Algérie - Le travail au noir en Algérie est en «régression permanente». C’est ce qu’a déclaré le ministre du Travail et de la Protection sociale à l’ouverture du séminaire de formation des inspecteurs du travail. Selon lui, les travailleurs non déclarés sont estimés à 29%. Une information confortée par le dernier rapport accompli par l’inspection du travail durant l’année en cours.

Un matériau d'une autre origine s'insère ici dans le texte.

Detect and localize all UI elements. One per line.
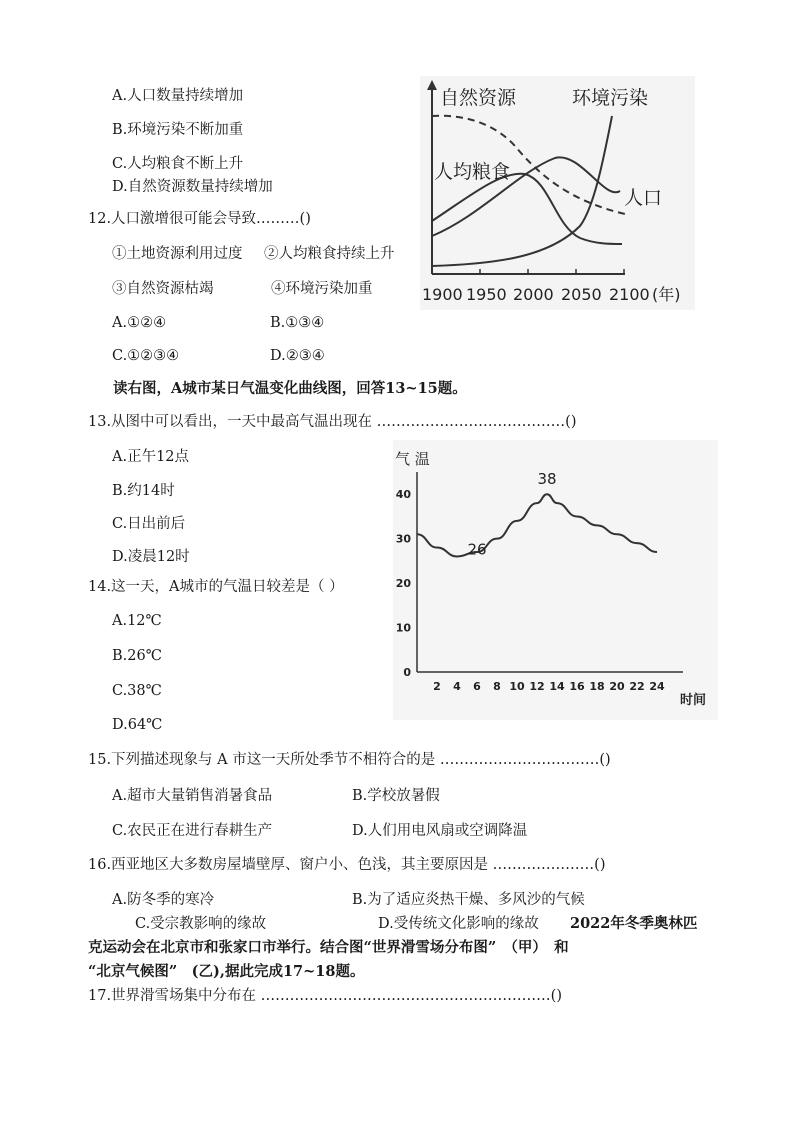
- temp-x-tick-label: 20: [609, 680, 625, 693]
- q16-option-d: D.受传统文化影响的缘故: [378, 916, 539, 932]
- q12-stem: 12.人口激增很可能会导致………(): [88, 211, 311, 227]
- q15-option-c: C.农民正在进行春耕生产: [112, 823, 273, 839]
- q16-stem: 16.西亚地区大多数房屋墙壁厚、窗户小、色浅，其主要原因是 …………………(): [88, 857, 606, 873]
- temp-x-tick-label: 16: [569, 680, 585, 693]
- intro-17-18-line3: “北京气候图” (乙),据此完成17~18题。: [88, 963, 365, 980]
- temp-x-tick-label: 6: [473, 680, 481, 693]
- intro-17-18-line2: 克运动会在北京市和张家口市举行。结合图“世界滑雪场分布图” （甲） 和: [88, 939, 569, 956]
- q11-option-c: C.人均粮食不断上升: [112, 156, 244, 172]
- q13-option-a: A.正午12点: [112, 449, 190, 465]
- q11-option-a: A.人口数量持续增加: [112, 88, 244, 104]
- temp-annotation-label: 26: [467, 540, 487, 559]
- q14-option-c: C.38℃: [112, 683, 162, 699]
- temp-x-tick-label: 4: [453, 680, 461, 693]
- fig1-label-food: 人均粮食: [434, 161, 511, 183]
- q13-option-b: B.约14时: [112, 483, 175, 499]
- q11-option-b: B.环境污染不断加重: [112, 122, 244, 138]
- q15-option-a: A.超市大量销售消暑食品: [112, 788, 273, 804]
- q12-option-a: A.①②④: [112, 315, 167, 331]
- temp-annotation-label: 38: [537, 470, 557, 489]
- temp-x-tick-label: 10: [509, 680, 525, 693]
- temp-y-tick-label: 20: [395, 577, 411, 591]
- fig1-xtick: 2050: [561, 285, 602, 304]
- temp-y-tick-label: 10: [395, 621, 411, 635]
- q13-stem: 13.从图中可以看出，一天中最高气温出现在 …………………………………(): [88, 414, 577, 430]
- temp-x-tick-label: 12: [529, 680, 545, 693]
- q14-stem: 14.这一天，A城市的气温日较差是（ ）: [88, 579, 344, 595]
- fig1-xtick: 2100: [609, 285, 650, 304]
- q12-item-3: ③自然资源枯竭: [112, 281, 214, 297]
- q14-option-d: D.64℃: [112, 717, 163, 733]
- q12-item-2: ②人均粮食持续上升: [264, 246, 395, 262]
- temp-x-label: 时间: [680, 693, 707, 708]
- temperature-chart: [393, 440, 718, 720]
- temp-y-tick-label: 0: [403, 666, 411, 679]
- fig1-label-natural-resources: 自然资源: [440, 87, 517, 109]
- q15-stem: 15.下列描述现象与 A 市这一天所处季节不相符合的是 ……………………………(): [88, 752, 611, 768]
- fig1-label-population: 人口: [624, 187, 663, 209]
- q16-option-c: C.受宗教影响的缘故: [135, 916, 267, 932]
- temp-x-tick-label: 18: [589, 680, 605, 693]
- q12-item-4: ④环境污染加重: [271, 281, 373, 297]
- intro-13-15: 读右图，A城市某日气温变化曲线图，回答13~15题。: [113, 380, 467, 397]
- q14-option-a: A.12℃: [112, 613, 162, 629]
- temp-x-tick-label: 22: [629, 680, 645, 693]
- q15-option-d: D.人们用电风扇或空调降温: [352, 823, 528, 839]
- q12-option-c: C.①②③④: [112, 348, 180, 364]
- fig1-label-pollution: 环境污染: [572, 87, 649, 109]
- q13-option-d: D.凌晨12时: [112, 549, 190, 565]
- fig1-x-unit: (年): [652, 285, 681, 304]
- intro-17-18-line1: 2022年冬季奥林匹: [570, 915, 698, 932]
- fig1-xtick: 2000: [513, 285, 554, 304]
- q13-option-c: C.日出前后: [112, 516, 186, 532]
- temp-x-tick-label: 14: [549, 680, 565, 693]
- q11-option-d: D.自然资源数量持续增加: [112, 179, 273, 195]
- population-resources-figure: [420, 76, 695, 310]
- q12-option-b: B.①③④: [270, 315, 325, 331]
- q14-option-b: B.26℃: [112, 648, 162, 664]
- temp-y-tick-label: 30: [395, 532, 411, 546]
- temp-y-label: 气 温: [395, 450, 430, 468]
- q17-stem: 17.世界滑雪场集中分布在 ……………………………………………………(): [88, 988, 562, 1004]
- q15-option-b: B.学校放暑假: [352, 788, 440, 804]
- q16-option-b: B.为了适应炎热干燥、多风沙的气候: [352, 892, 585, 908]
- temp-x-tick-label: 24: [649, 680, 665, 693]
- fig1-xtick: 1950: [466, 285, 507, 304]
- fig1-xtick: 1900: [422, 285, 463, 304]
- temp-x-tick-label: 2: [433, 680, 441, 693]
- q12-option-d: D.②③④: [270, 348, 325, 364]
- temp-y-tick-label: 40: [395, 488, 411, 502]
- q12-item-1: ①土地资源利用过度: [112, 246, 243, 262]
- q16-option-a: A.防冬季的寒冷: [112, 892, 215, 908]
- temp-x-tick-label: 8: [493, 680, 501, 693]
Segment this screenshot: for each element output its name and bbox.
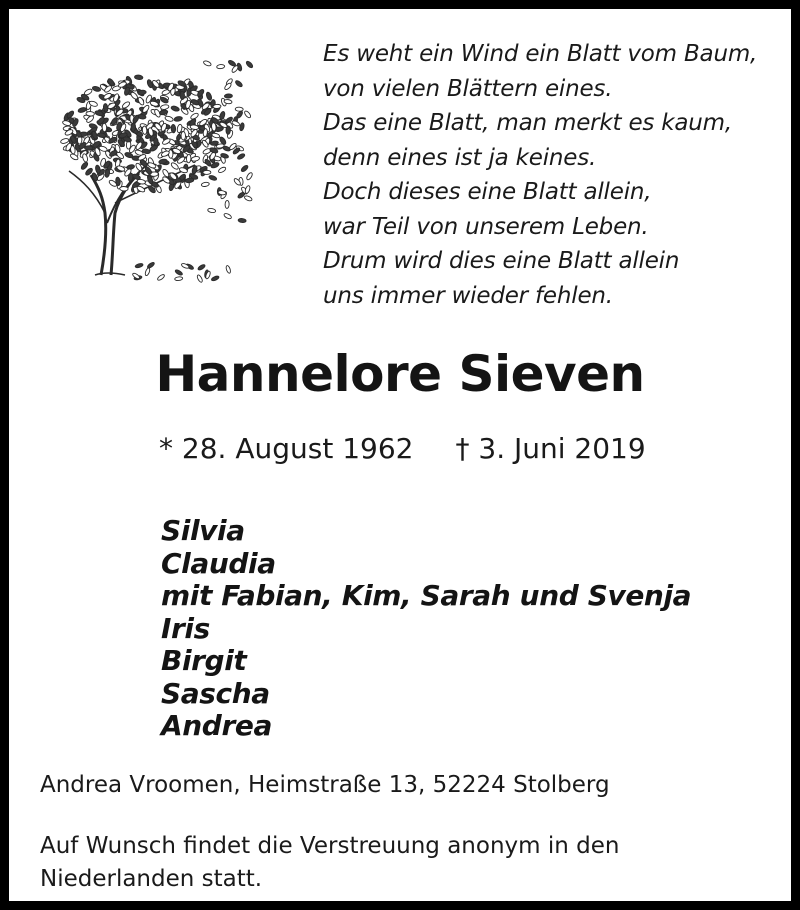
birth-date: * 28. August 1962 — [159, 432, 414, 465]
death-date: † 3. Juni 2019 — [455, 432, 646, 465]
tree-with-falling-leaves-icon — [55, 53, 265, 283]
burial-note — [40, 830, 619, 896]
mourners-list — [161, 515, 691, 743]
mourner-name: Birgit — [161, 644, 247, 677]
deceased-name: Hannelore Sieven — [155, 345, 645, 403]
note-line: Auf Wunsch findet die Verstreuung anonym in den — [40, 833, 620, 859]
poem-line: von vielen Blättern eines. — [323, 75, 613, 102]
poem-line: denn eines ist ja keines. — [323, 144, 597, 171]
contact-address: Andrea Vroomen, Heimstraße 13, 52224 Stolberg — [40, 772, 610, 798]
life-dates — [159, 432, 646, 465]
poem-line: uns immer wieder fehlen. — [323, 282, 613, 309]
mourner-name: mit Fabian, Kim, Sarah und Svenja — [161, 579, 692, 612]
note-line: Niederlanden statt. — [40, 866, 263, 892]
poem-line: Es weht ein Wind ein Blatt vom Baum, — [323, 41, 758, 67]
poem — [323, 37, 757, 313]
mourner-name: Andrea — [161, 709, 272, 742]
mourner-name: Silvia — [161, 514, 245, 547]
poem-line: war Teil von unserem Leben. — [323, 213, 649, 240]
poem-line: Drum wird dies eine Blatt allein — [323, 248, 680, 274]
mourner-name: Sascha — [161, 676, 270, 710]
poem-line: Doch dieses eine Blatt allein, — [323, 179, 652, 205]
mourner-name: Iris — [161, 611, 210, 645]
mourner-name: Claudia — [161, 546, 276, 580]
poem-line: Das eine Blatt, man merkt es kaum, — [323, 110, 732, 136]
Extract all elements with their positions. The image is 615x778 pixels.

Ce chiffre est en baisse par rapport à trois années auparavant où le pourcentage des travailleurs au noir était estimé à 49%. Les enquêtes réalisées par les services de l’inspection du travail sur 8.063 lieux de travail en 2005 ont, par ailleurs, démontré que 31,52% des employés y activant ne sont pas déclarés.
Au cours du séminaire portant sur «la promotion du dialogue social au niveau sectoriel», le ministre a déclaré que cette rencontre a pour objectif de démontrer l’importance du dialogue social comme facteur déterminant dans la sauvegarde de la paix sociale et de la stabilité économique de l’entreprise.
De même qu’il vise à améliorer les connaissances et les expériences des inspecteurs du travail en vue d’une meilleure prise en charge des missions dans le domaine.
Tout en affichant sa satisfaction quant à la baisse de taux du travail informel, le ministre a qualifié les résultats obtenus jusqu’à aujourd’hui de «positifs» et a appelé à l’intensification des missions de contrôle. «La lutte contre le marché informel du travail n’est pas une mission exclusive du gouvernement, mais il faut que d’autres parties contribuent à combattre ce fléau, à l’exemple de l’employeur et du syndicat», a-t-il encore ajouté. Il est à noter que le dit séminaire se déroulera sur quatre jours.